Protected areas need co-management with communities
Can you elaborate on how legal instruments like the Convention on Biological Diversity’s Programme of Work on Protected Areas (PoWPA), which require India to move towards a rights-based, participatory approach, have not been implemented?
The CBD’s PoWPA is a significant global shift in conservation paradigm, towards more participatory, inclusive, community-based or co-management strategies. Unfortunately though India is legally bound to implement it, our officials have been reluctant to do so. Protected areas remain without co-management (which as per the CBD entails sharing of power, not only occasional consultation), and CCAs remain mostly unrecognised.
Do expand on how Kalpavriksh has been in the forefront of initiatives like the National Biodiversity Strategy & Action Plan?
In the early 2000s we were given the task of coordinating India’s NBSAP. After four years of an extensive process involving tens of thousands of people, and bottom-up visioning with over 100 local, state, ecoregional, and thematic action plans culminating in a national plan, the central government summarily rejected it!

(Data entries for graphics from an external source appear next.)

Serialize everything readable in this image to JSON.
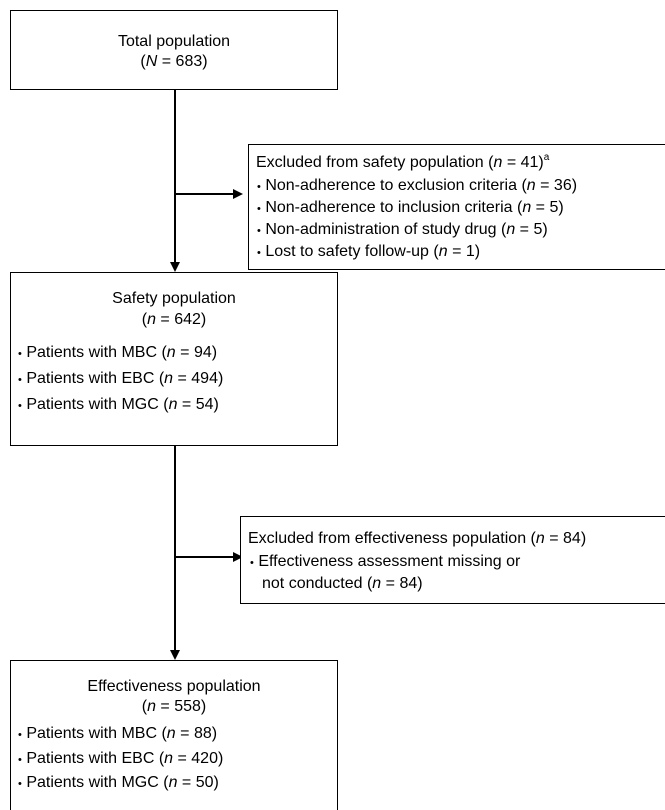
{
  "total": {
    "title": "Total population",
    "count_prefix": "(",
    "var": "N",
    "count_suffix": " = 683)"
  },
  "excluded_safety": {
    "title_prefix": "Excluded from safety population (",
    "var": "n",
    "title_suffix": " = 41)",
    "footnote": "a",
    "items": [
      {
        "label": "Non-adherence to exclusion criteria (",
        "var": "n",
        "suffix": " = 36)"
      },
      {
        "label": "Non-adherence to inclusion criteria (",
        "var": "n",
        "suffix": " = 5)"
      },
      {
        "label": "Non-administration of study drug (",
        "var": "n",
        "suffix": " = 5)"
      },
      {
        "label": "Lost to safety follow-up (",
        "var": "n",
        "suffix": " = 1)"
      }
    ]
  },
  "safety": {
    "title": "Safety population",
    "count_prefix": "(",
    "var": "n",
    "count_suffix": " = 642)",
    "items": [
      {
        "label": "Patients with MBC (",
        "var": "n",
        "suffix": " = 94)"
      },
      {
        "label": "Patients with EBC (",
        "var": "n",
        "suffix": " = 494)"
      },
      {
        "label": "Patients with MGC (",
        "var": "n",
        "suffix": " = 54)"
      }
    ]
  },
  "excluded_effectiveness": {
    "title_prefix": "Excluded from effectiveness population (",
    "var": "n",
    "title_suffix": " = 84)",
    "item_line1": "Effectiveness assessment missing or",
    "item_line2_prefix": "not conducted (",
    "item_var": "n",
    "item_line2_suffix": " = 84)"
  },
  "effectiveness": {
    "title": "Effectiveness population",
    "count_prefix": "(",
    "var": "n",
    "count_suffix": " = 558)",
    "items": [
      {
        "label": "Patients with MBC (",
        "var": "n",
        "suffix": " = 88)"
      },
      {
        "label": "Patients with EBC (",
        "var": "n",
        "suffix": " = 420)"
      },
      {
        "label": "Patients with MGC (",
        "var": "n",
        "suffix": " = 50)"
      }
    ]
  },
  "bullet": "•"
}
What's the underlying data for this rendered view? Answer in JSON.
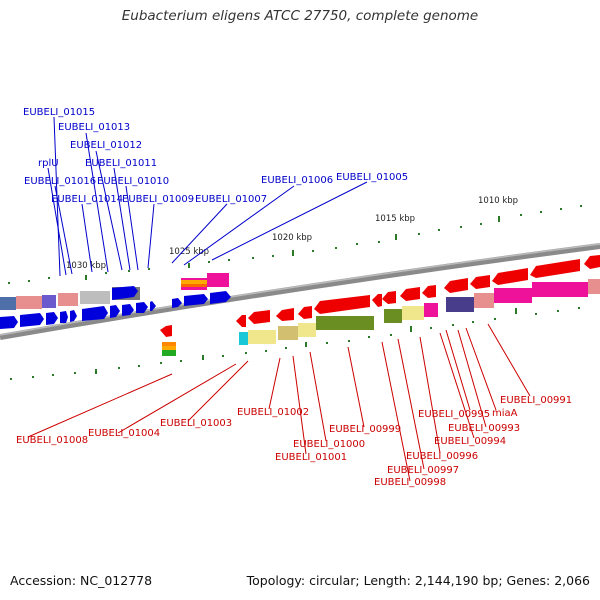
{
  "title": "Eubacterium eligens ATCC 27750, complete genome",
  "accession": "Accession: NC_012778",
  "topology": "Topology: circular; Length: 2,144,190 bp; Genes: 2,066",
  "ticks": [
    "1030 kbp",
    "1025 kbp",
    "1020 kbp",
    "1015 kbp",
    "1010 kbp"
  ],
  "colors": {
    "forward": "#0000cc",
    "reverse": "#cc0000",
    "backbone": "#7a7a7a",
    "tickmark": "#2a7a2a"
  },
  "upper_labels": [
    "EUBELI_01015",
    "EUBELI_01013",
    "EUBELI_01012",
    "rplU",
    "EUBELI_01011",
    "EUBELI_01016",
    "EUBELI_01010",
    "EUBELI_01014",
    "EUBELI_01009",
    "EUBELI_01007",
    "EUBELI_01006",
    "EUBELI_01005"
  ],
  "lower_labels": [
    "EUBELI_00991",
    "miaA",
    "EUBELI_00995",
    "EUBELI_00993",
    "EUBELI_00994",
    "EUBELI_00996",
    "EUBELI_00997",
    "EUBELI_00998",
    "EUBELI_00999",
    "EUBELI_01000",
    "EUBELI_01001",
    "EUBELI_01002",
    "EUBELI_01003",
    "EUBELI_01004",
    "EUBELI_01008"
  ]
}
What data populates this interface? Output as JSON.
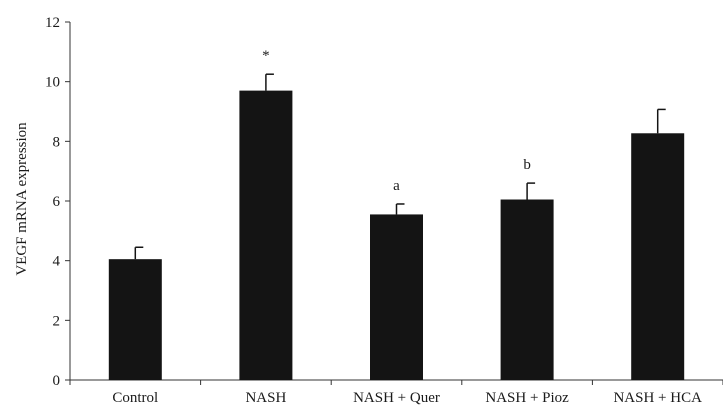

Since it was so people-centred, the final plan called for major changes in macro-economic and political policies and structures, which the government found unpalatable. It is clear though that without such changes, there is no future for biodiversity (including wildlife and domesticated biodiversity) in India.
Need to enhance livelihoods without major ecological damage
What would you wish for India’s biodiversity in 2050?
Biodiversity needs to be conserved across the landscape and seascape, not only in some protected area islands (for such islands will not survive if surrounds are systematically destroyed, as we are seeing across India). This means that human activity needs substantial rethinking and reorientation. For instance, we urgently need a shift to organic, biologically diverse agriculture and pastoralism (which relevant essays in this book go into in detail). We need a reconceptualisation of human settlements including cities, to make them more wildlife-friendly.
We need to rethink ‘development’ to move away from the mega-industrial and mega-infrastructure focus to decentralised, smaller scale interventions that enhance livelihoods without major ecological damage. We have to align conservation movements with those seeking justice for tribals, women, the backward castes, and other oppressed or marginalised sections of society.
The book has many many examples of where people are already showing the feasibility of such equitable, just, sustainable approaches (see www.vikalpsangam.org for a few hundred examples). We hope that the book will bring some attention to these alternatives amongst a wide cross-section of people, leading to greater dialogue and supportive action.